Since then, and…even before then, now that I’m thinking about it, I’ve been looking through the cache of books I’ve gotten on careers in Writing, and careers in Library and Information Science. The thing I’ve read which stands out as notable to me is that in a number of occupations I’ve seen (and which I’m interested in) in books on Writing, it’s said that one needs either a separate part-time or full-time job to survive, ironically. So hey, I switched back over to the LIS books.
One thing I have seen, looking through the LIS books, is that I may not be suited to be a Database Specialist, because strong Computer Science and Math skills are kind of prerequisites for the job. I have an English degree, and decaying Math skills. I’ve been thinking for years about refreshing these; the problem is that I don’t know exactly where to start, because I don’t know at what stage the gaps in my knowledge are or begin.
Also, I am not really wanting to start — especially where we get to polynomial equations, graphing, etc. I seem to be really good at Geometry and not so good at other things, especially after we started using Graphing Calculators and the class started being more about how to use the calculator than applications of whatever we were programming into them. (What applications those would be, I still don’t know.) I have passed Statistics, and I’ve started out on Calculus (I dropped it due to having no idea on how I was doing); but both of these things feel high-level to me, now (though Statistics was fairly simple, from what I remember).
Because of this, and what I’ve found with trying to get classes in my program…I’m really questioning whether I’ll be able or willing to take a tack on things that now looks ultra-technical. One of my Librarian co-workers has recommended Cataloging to me, as I’m very detail-oriented and accurate, and dealing with people is a daily stress, for me. I can do it, and I usually do it pretty well; but my skills are not being put to best use.

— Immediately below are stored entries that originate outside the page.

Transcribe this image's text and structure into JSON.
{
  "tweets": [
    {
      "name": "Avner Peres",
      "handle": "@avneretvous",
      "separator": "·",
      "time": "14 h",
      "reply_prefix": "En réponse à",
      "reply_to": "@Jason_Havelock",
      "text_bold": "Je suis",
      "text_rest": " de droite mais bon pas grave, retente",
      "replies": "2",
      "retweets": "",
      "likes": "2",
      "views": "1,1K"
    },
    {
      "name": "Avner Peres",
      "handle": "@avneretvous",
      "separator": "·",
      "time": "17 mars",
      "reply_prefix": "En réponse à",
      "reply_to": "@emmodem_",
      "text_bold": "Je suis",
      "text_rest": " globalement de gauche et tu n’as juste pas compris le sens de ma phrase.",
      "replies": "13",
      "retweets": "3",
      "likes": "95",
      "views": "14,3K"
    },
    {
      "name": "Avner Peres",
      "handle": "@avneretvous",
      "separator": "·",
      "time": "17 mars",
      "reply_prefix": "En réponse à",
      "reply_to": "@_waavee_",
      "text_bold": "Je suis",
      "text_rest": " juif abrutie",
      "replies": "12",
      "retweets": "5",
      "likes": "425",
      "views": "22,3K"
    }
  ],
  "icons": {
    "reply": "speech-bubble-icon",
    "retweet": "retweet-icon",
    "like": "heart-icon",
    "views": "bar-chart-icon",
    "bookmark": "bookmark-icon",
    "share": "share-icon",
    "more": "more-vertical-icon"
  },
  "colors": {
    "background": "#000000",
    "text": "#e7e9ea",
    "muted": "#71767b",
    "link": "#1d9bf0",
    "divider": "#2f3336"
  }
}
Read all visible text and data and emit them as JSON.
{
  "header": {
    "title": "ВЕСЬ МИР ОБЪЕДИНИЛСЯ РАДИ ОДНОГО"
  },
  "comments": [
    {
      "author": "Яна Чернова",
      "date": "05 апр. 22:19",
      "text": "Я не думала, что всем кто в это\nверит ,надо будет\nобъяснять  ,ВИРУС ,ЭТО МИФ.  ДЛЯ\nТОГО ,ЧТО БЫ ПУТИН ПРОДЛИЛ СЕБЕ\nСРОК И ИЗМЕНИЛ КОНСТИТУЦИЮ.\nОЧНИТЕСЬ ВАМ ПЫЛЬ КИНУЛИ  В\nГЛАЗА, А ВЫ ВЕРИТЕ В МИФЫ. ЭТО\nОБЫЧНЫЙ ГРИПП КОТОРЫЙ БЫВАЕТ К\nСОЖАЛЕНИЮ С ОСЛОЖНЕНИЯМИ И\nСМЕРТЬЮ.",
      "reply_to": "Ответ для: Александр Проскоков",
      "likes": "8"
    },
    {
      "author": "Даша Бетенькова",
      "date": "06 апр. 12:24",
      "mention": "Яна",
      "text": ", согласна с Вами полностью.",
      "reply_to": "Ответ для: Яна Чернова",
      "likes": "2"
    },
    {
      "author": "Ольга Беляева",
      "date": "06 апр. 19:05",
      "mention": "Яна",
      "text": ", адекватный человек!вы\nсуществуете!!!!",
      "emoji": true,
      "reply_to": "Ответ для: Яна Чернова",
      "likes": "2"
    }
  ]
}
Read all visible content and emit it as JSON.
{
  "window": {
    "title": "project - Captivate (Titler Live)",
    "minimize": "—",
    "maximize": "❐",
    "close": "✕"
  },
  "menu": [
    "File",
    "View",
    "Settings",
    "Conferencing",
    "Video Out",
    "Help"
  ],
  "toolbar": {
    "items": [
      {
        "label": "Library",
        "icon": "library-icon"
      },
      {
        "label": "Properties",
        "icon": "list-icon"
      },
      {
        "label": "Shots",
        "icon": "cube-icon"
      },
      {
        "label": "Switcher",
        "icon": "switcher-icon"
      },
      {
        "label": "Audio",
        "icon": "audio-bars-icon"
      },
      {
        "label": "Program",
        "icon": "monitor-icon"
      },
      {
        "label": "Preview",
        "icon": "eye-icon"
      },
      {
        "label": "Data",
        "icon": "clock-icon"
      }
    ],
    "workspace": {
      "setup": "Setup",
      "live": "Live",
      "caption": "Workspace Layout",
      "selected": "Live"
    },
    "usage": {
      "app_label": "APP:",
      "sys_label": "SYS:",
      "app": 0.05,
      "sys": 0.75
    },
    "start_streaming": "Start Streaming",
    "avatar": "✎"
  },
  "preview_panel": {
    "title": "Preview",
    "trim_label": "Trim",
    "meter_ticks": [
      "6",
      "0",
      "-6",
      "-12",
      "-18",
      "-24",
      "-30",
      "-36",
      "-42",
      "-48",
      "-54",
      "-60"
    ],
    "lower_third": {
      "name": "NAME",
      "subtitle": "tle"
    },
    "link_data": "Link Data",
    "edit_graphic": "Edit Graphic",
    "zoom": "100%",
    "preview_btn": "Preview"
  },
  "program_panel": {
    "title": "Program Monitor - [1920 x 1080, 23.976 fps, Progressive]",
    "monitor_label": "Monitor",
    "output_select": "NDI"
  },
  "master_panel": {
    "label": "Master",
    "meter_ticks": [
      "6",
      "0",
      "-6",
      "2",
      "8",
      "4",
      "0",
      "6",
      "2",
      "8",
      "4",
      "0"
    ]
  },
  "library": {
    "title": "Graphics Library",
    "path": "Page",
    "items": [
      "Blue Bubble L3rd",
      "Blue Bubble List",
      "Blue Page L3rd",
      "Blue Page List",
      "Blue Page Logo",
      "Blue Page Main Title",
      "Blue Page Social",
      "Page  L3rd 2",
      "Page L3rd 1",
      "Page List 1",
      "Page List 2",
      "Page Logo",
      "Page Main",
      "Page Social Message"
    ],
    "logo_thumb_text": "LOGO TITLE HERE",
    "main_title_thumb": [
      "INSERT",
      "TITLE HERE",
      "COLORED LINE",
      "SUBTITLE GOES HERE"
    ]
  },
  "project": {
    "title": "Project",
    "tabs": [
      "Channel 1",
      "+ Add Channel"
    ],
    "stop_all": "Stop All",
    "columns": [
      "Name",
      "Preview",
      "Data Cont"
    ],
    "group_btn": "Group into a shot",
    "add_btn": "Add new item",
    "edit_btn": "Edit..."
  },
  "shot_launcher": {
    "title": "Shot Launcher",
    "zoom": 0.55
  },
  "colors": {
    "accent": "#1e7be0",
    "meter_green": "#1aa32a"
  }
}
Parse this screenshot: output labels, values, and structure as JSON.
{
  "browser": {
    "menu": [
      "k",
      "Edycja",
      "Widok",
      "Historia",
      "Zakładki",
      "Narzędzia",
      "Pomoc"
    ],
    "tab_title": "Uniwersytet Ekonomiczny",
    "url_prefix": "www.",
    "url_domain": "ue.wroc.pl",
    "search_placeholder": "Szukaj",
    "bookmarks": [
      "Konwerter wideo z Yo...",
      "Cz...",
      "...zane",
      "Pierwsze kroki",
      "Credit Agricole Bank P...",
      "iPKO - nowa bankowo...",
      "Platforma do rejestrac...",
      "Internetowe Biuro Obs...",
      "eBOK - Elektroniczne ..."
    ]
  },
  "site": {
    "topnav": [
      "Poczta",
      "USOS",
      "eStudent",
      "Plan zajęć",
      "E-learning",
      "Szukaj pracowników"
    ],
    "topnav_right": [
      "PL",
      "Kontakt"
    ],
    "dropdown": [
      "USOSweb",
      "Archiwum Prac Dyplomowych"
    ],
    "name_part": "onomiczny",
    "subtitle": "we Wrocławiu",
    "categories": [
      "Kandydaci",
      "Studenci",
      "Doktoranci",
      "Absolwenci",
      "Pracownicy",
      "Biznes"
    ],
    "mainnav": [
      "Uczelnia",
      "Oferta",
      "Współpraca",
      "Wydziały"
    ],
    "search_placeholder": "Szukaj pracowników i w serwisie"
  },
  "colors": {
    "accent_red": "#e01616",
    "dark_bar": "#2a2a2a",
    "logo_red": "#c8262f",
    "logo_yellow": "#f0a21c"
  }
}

I’m thinking that she’s right on with her recommendation, though it also looks like I may not be able to get away from working with the public (in any position) if I’m employed by the government in a Public Library. At one time, this was possible, but things were changing by the time one of my references was written: post-2002, prior to 2007, approximately.
I actually do like working in a Public Library, but more for the services we provide than dealing with …well, nasty people, basically. They’re rare, but they do come through. Most people are fine-to-good to work with (even the really poor and homeless people, and the people who are mentally nonstandard, can be good); but then you get the abusive people who want what they want when they want it from anyone they can force it out of, and when they don’t get it, they turn to insults. I really don’t like dealing with them.
I would say that I don’t think anyone does, but then I’ve worked with some kind of snarly people myself, who might actually like being able to put someone “in their place.” The problem with snarly co-workers, though, is that they tend not to be happy — even though they may be great at, say, telling someone to stop eating (or masturbating). The major problem I’ve found with dealing with snarly people, though, is that I don’t feel safe around them, as I’m not sure anyone is off-limits to being snarled at. And the issue with the people doing inappropriate things in the Library is that I don’t want to be the security guard in addition to everything else. That’s kind of not why I would get an MLIS.
Anyhow…there have been two programs I’ve seen on PBS recently that have gotten me interested in History. One of them was a program on the (U.S.) National Park Service; the other one was the aforementioned program on nuclear arms. I’ve been giving some thought to the fact that I find it difficult, these days, to write fiction. It just seems to engage a part of my mind that I’m better off keeping weak and unused — as when I did use it, I overused it, and I couldn’t tell my imaginative thoughts apart from reality.
Narrative work in Art feels different, though. I think I could do that. It’s easier for me to recognize my own invention in Art than it is in Writing.
But in any case — if I’m doing a lot of reading to familiarize myself with Library materials, it could also be interesting to use that reading and research to develop my own writing; like, a book on American History of a time period which interests me (I’d say, 1849 on — Gold Rush — as a possible starting mark). I was mentioning to a friend before classes let out, that actual history will more than likely be angering, but the alternative is reading some approved tract of fiction which exists to keep people complacent…and there’s not a lot of use in the latter, unless it is taken alongside more professional history to expose what’s going on.
I’m also in the middle of a book on having multiple careers at the same time…it seemed innocent enough to bury myself in, and could help if only by giving permission to be someone who works two tacks at once.